LindormTable allows you to directly access the tables that are created by using Lindorm Shell or ApsaraDB for HBase API for Java. An ApsaraDB for HBase table is a schema-free table. Columns in an ApsaraDB for HBase table are the dynamic columns of the VARBINARY data type, which represents a byte array. For more information about dynamic columns, see Dynamic columns. ApsaraDB for HBase provides the column mapping feature and supports HBase-compatible data types for ApsaraDB for HBase tables. This way, you can use Lindorm SQL statements for columns that are written based on ApsaraDB for HBase API for Java and use a wide range of data types and secondary indexes.

Syntax

In Lindorm SQL, you can add mappings for the qualifiers in a custom column family in an ApsaraDB for HBase table. This way, you can use the SQL statements for subsequent queries.

You can use the following syntax to add and remove mappings:

dynamic_column_mapping_statement   := ALTER TABLE table_name MAP DYNAMIC COLUMN
                                      qualifer_definition hbase_type;
dynamic_column_unmapping_statement := ALTER TABLE table_name UNMAP DYNAMIC COLUMN
                                      qualifer_definition_list;
qualifer_definition_list           := qualifer_definition
                                      (',' qualifer_definition)*
qualifer_definition                := [ family_name ':' ] qualifier_name
hbase_type                         := HLONG | HINTEGER | HSHORT | HFLOAT |
                                      HDOUBLE | HSTRING | HBOOLEAN

The following table describes the mapping data types that can be specified by the hbase_type parameter.

SQL data type	Java data type	Description
HLONG	java.lang.Long	Data is written to the column of the ApsaraDB for HBase table by using the Bytes.toBytes(long) function.
HINTEGER	java.lang.Integer	Data is written to the column of the ApsaraDB for HBase table by using the Bytes.toBytes(int) function.
HSHORT	java.lang.Short	Data is written to the column of the ApsaraDB for HBase table by using the Bytes.toBytes(short) function.
HFLOAT	java.lang.Float	Data is written to the column of the ApsaraDB for HBase table by using the Bytes.toBytes(float) function.
HDOUBLE	java.lang.Double	Data is written to the column of the ApsaraDB for HBase table by using the Bytes.toBytes(double) function.
HSTRING	java.lang.String	Data is written to the column of the ApsaraDB for HBase table by using the Bytes.toBytes(String) function.
HBOOLEAN	java.lang.Boolean	Data is written to the columns of the ApsaraDB for HBase table by using the Bytes.toBytes(boolean) function.

Note

LindormTable V2.5.1 and later support the mappings of rowkeys. For the mapping method of the rowkeys, see the mapping method of the qualifiers.
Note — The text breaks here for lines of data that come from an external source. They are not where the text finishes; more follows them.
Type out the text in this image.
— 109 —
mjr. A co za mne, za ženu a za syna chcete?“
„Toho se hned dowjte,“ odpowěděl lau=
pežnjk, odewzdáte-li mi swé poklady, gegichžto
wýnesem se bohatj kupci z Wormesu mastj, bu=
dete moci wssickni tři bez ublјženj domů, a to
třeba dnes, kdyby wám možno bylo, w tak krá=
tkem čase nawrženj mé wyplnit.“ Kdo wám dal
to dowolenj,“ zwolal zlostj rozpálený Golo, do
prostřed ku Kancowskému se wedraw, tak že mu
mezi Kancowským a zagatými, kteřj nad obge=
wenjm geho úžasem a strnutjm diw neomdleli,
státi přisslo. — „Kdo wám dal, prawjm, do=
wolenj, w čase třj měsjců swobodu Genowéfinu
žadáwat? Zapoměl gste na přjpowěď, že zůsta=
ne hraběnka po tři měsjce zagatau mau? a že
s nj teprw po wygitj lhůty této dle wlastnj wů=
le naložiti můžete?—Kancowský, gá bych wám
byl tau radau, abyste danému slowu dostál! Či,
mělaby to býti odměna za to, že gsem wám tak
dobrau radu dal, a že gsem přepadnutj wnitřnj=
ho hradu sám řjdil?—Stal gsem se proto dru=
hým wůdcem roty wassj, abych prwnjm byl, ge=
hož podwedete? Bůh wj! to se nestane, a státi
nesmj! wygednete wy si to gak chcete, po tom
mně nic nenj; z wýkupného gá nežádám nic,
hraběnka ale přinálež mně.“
When you map the rowkeys, make sure that the rowkeys are enclosed by using backticks (` `).
In other programming languages, you can use the toBytes method in the org.apache.hadoop.hbase.util.Bytes Java class to encode and write data.
In Java, the Bytes.toBytes(String) function uses UTF-8 for data encoding. In other programming languages, UTF-8 is also used for data encoding when you use the toBytes method to convert strings into bytes.

Data preparations

In this topic, ApsaraDB for HBase API for Java is used to create a sample ApsaraDB for HBase table and write data to the table. For more information, see Use ApsaraDB for HBase API for Java to develop applications.

Note

For more information about how to create an ApsaraDB for HBase table and write data to the table by using other methods, see Use Lindorm Shell to connect to LindormTable.
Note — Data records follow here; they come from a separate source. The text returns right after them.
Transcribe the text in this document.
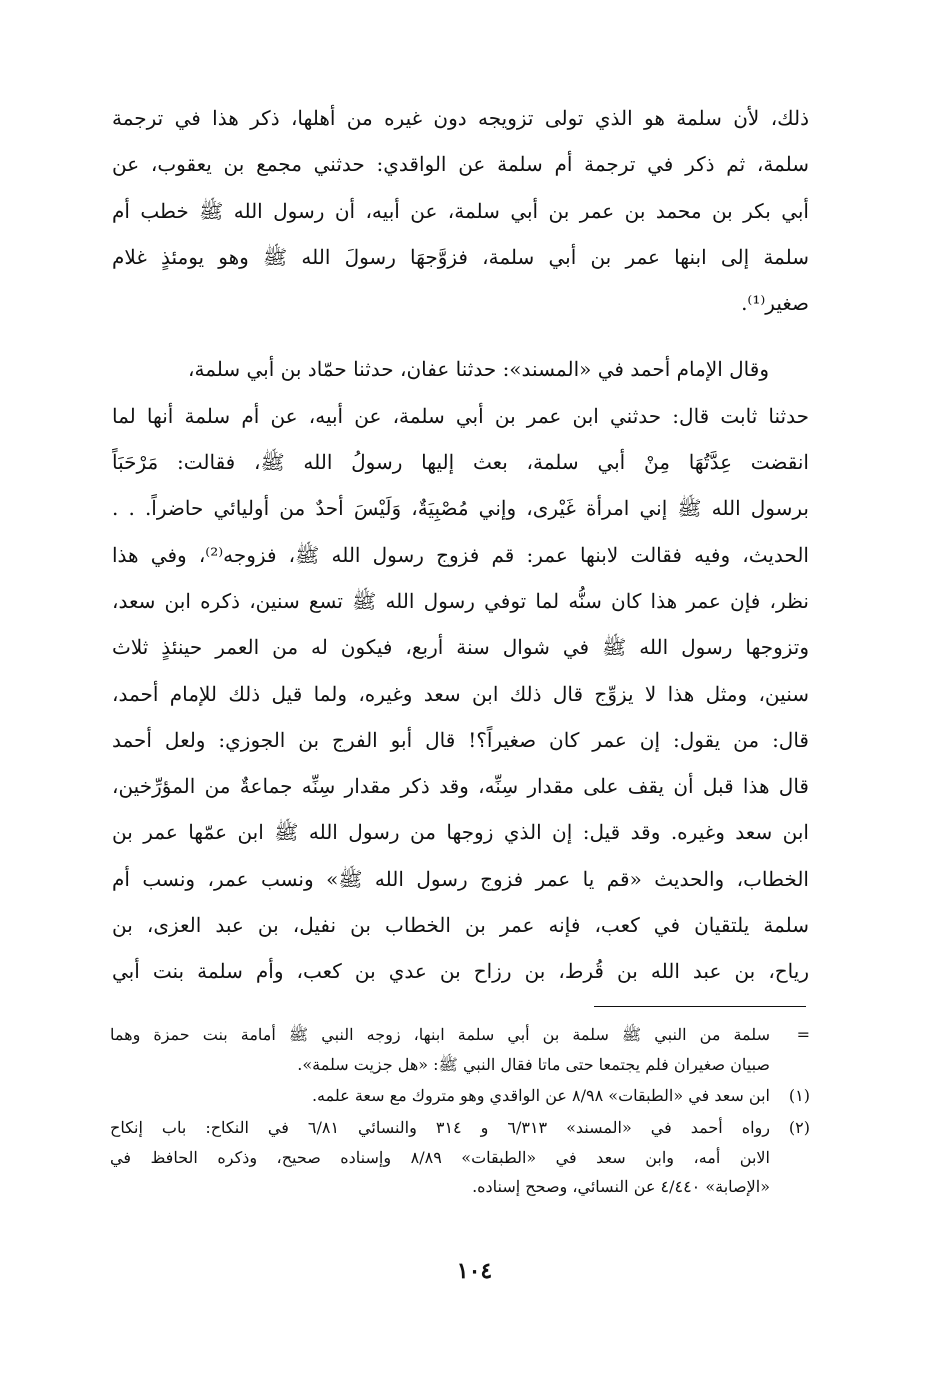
ذلك، لأن سلمة هو الذي تولى تزويجه دون غيره من أهلها، ذكر هذا في ترجمة
سلمة، ثم ذكر في ترجمة أم سلمة عن الواقدي: حدثني مجمع بن يعقوب، عن
أبي بكر بن محمد بن عمر بن أبي سلمة، عن أبيه، أن رسول الله ﷺ خطب أم
سلمة إلى ابنها عمر بن أبي سلمة، فزوَّجهَا رسولَ الله ﷺ وهو يومئذٍ غلام
صغير⁽¹⁾.

وقال الإمام أحمد في «المسند»: حدثنا عفان، حدثنا حمّاد بن أبي سلمة،
حدثنا ثابت قال: حدثني ابن عمر بن أبي سلمة، عن أبيه، عن أم سلمة أنها لما
انقضت عِدَّتُهَا مِنْ أبي سلمة، بعث إليها رسولُ الله ﷺ، فقالت: مَرْحَبَاً
برسول الله ﷺ إني امرأة غَيْرى، وإني مُصْبِيَةٌ، وَلَيْسَ أحدٌ من أوليائي حاضراً. . .
الحديث، وفيه فقالت لابنها عمر: قم فزوج رسول الله ﷺ، فزوجه⁽²⁾، وفي هذا
نظر، فإن عمر هذا كان سنُّه لما توفي رسول الله ﷺ تسع سنين، ذكره ابن سعد،
وتزوجها رسول الله ﷺ في شوال سنة أربع، فيكون له من العمر حينئذٍ ثلاث
سنين، ومثل هذا لا يزوِّج قال ذلك ابن سعد وغيره، ولما قيل ذلك للإمام أحمد،
قال: من يقول: إن عمر كان صغيراً؟! قال أبو الفرج بن الجوزي: ولعل أحمد
قال هذا قبل أن يقف على مقدار سِنِّه، وقد ذكر مقدار سِنِّه جماعةٌ من المؤرِّخين،
ابن سعد وغيره. وقد قيل: إن الذي زوجها من رسول الله ﷺ ابن عمّها عمر بن
الخطاب، والحديث «قم يا عمر فزوج رسول الله ﷺ» ونسب عمر، ونسب أم
سلمة يلتقيان في كعب، فإنه عمر بن الخطاب بن نفيل، بن عبد العزى، بن
رياح، بن عبد الله بن قُرط، بن رزاح بن عدي بن كعب، وأم سلمة بنت أبي

=
سلمة من النبي ﷺ سلمة بن أبي سلمة ابنها، زوجه النبي ﷺ أمامة بنت حمزة وهما
صبيان صغيران فلم يجتمعا حتى ماتا فقال النبي ﷺ: «هل جزيت سلمة».
(١)
ابن سعد في «الطبقات» ٨/٩٨ عن الواقدي وهو متروك مع سعة علمه.
(٢)
رواه أحمد في «المسند» ٦/٣١٣ و ٣١٤ والنسائي ٦/٨١ في النكاح: باب إنكاح
الابن أمه، وابن سعد في «الطبقات» ٨/٨٩ وإسناده صحيح، وذكره الحافظ في
«الإصابة» ٤/٤٤٠ عن النسائي، وصحح إسناده.
١٠٤
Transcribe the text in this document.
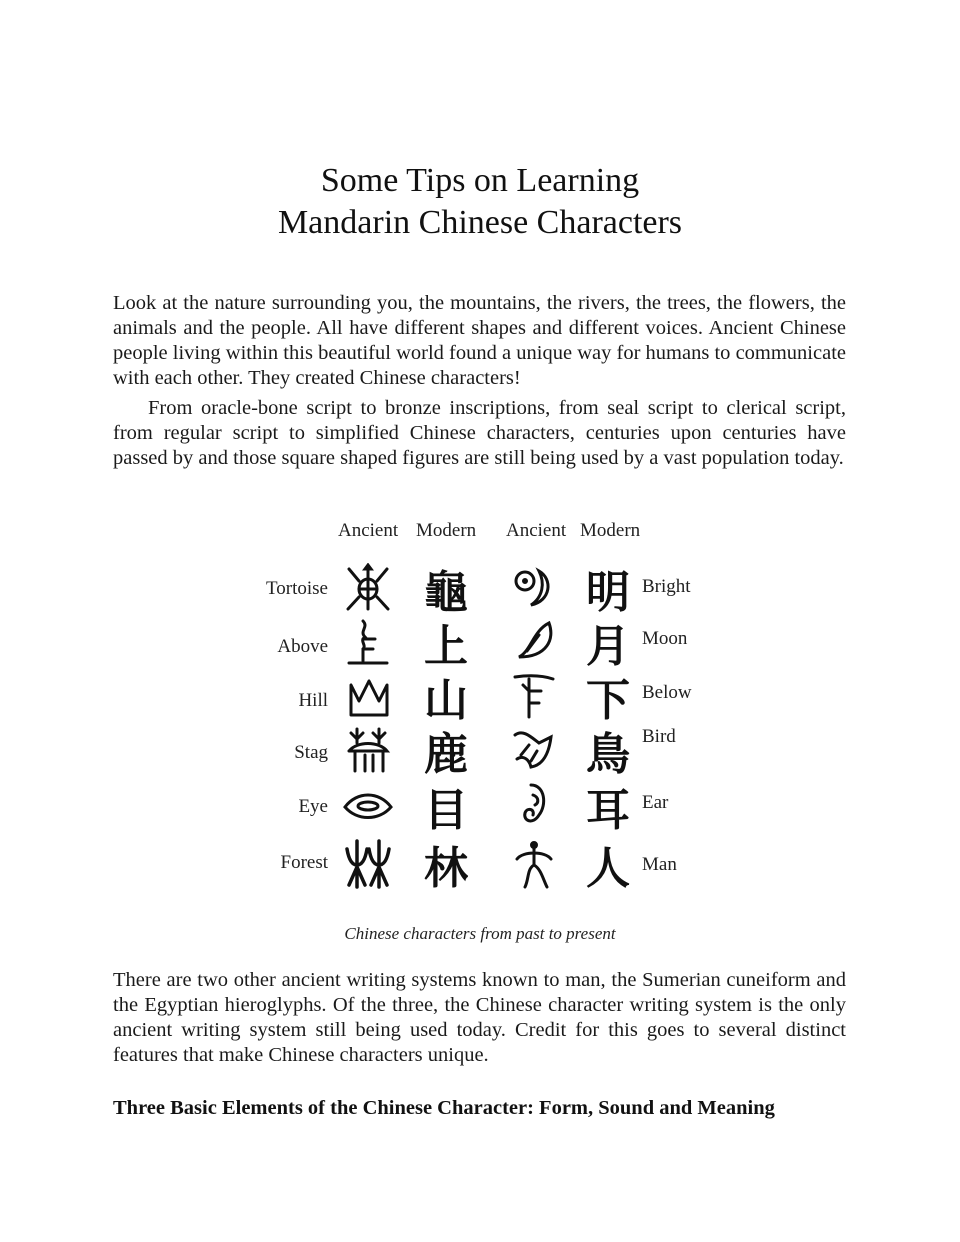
Some Tips on Learning
Mandarin Chinese Characters

Look at the nature surrounding you, the mountains, the rivers, the trees, the flowers, the animals and the people. All have different shapes and different voices. Ancient Chinese people living within this beautiful world found a unique way for humans to communicate with each other. They created Chinese characters!

From oracle-bone script to bronze inscriptions, from seal script to clerical script, from regular script to simplified Chinese characters, centuries upon centuries have passed by and those square shaped figures are still being used by a vast population today.

Ancient Modern Ancient Modern
Tortoise 龜	明 Bright
Above 上	月 Moon
Hill 山	下 Below
Stag 鹿	鳥 Bird
Eye 目	耳 Ear
Forest 林	人 Man
Chinese characters from past to present

There are two other ancient writing systems known to man, the Sumerian cuneiform and the Egyptian hieroglyphs. Of the three, the Chinese character writing system is the only ancient writing system still being used today. Credit for this goes to several distinct features that make Chinese characters unique.

Three Basic Elements of the Chinese Character: Form, Sound and Meaning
// Create a sample ApsaraDB for HBase table named dt and specify f1 as the column family name.           
try (Admin admin = connection.getAdmin()) {
            Table table = connection.getTable(TableName.valueOf("dt"));
            HTableDescriptor htd = new HTableDescriptor(TableName.valueOf("dt"));
            htd.addFamily(new HColumnDescriptor(Bytes.toBytes("f1")));
            admin.createTable(htd);
            }
    
// Write data to the sample table.
try (Table table = connection.getTable(TableName.valueOf("dt"))) {
    byte[] rowkey = Bytes.toBytes("row1");
    byte[] family = Bytes.toBytes("f1");
    Put put = new Put(rowkey);
    // Write data of the STRING type and specify name as the column name.
    String name = "Some one";
    put.addColumn(family, Bytes.toBytes("name"), Bytes.toBytes(name));
    // Write data of the INT type and specify age as the column name.
    int age = 25;
    put.addColumn(family, Bytes.toBytes("age"), Bytes.toBytes(age));
    // Write data of the LONG type and specify time as the column name.
    long timestamp = 1656675491000L;
    put.addColumn(family, Bytes.toBytes("time"), Bytes.toBytes(timestamp));
    // Write data of the SHORT type and specify buycode as the column name.
    short buycode = 123;
    put.addColumn(family, Bytes.toBytes("buycode"), Bytes.toBytes(buycode));
    // Write data of the FLOAT type and specify price as the column name.
    float price = 12.3f;
    put.addColumn(family, Bytes.toBytes("price"), Bytes.toBytes(price));
    // Write data of the DOUBLE type and specify price2 as the column name.
    double price2 = 12.33333;
    put.addColumn(family, Bytes.toBytes("price2"), Bytes.toBytes(price2));
    // Write data of the BOOLEAN type and specify isMale as the column name.
    boolean isMale = true;
    put.addColumn(family, Bytes.toBytes("isMale"), Bytes.toBytes(isMale));

    // Write null values for all types of data.
    //put.addColumn(family, qualifier, null);

    table.put(put);
    }

Procedure

The following example shows how to create an ApsaraDB for HBase table named dt and use SQL statements to access the ApsaraDB for HBase table.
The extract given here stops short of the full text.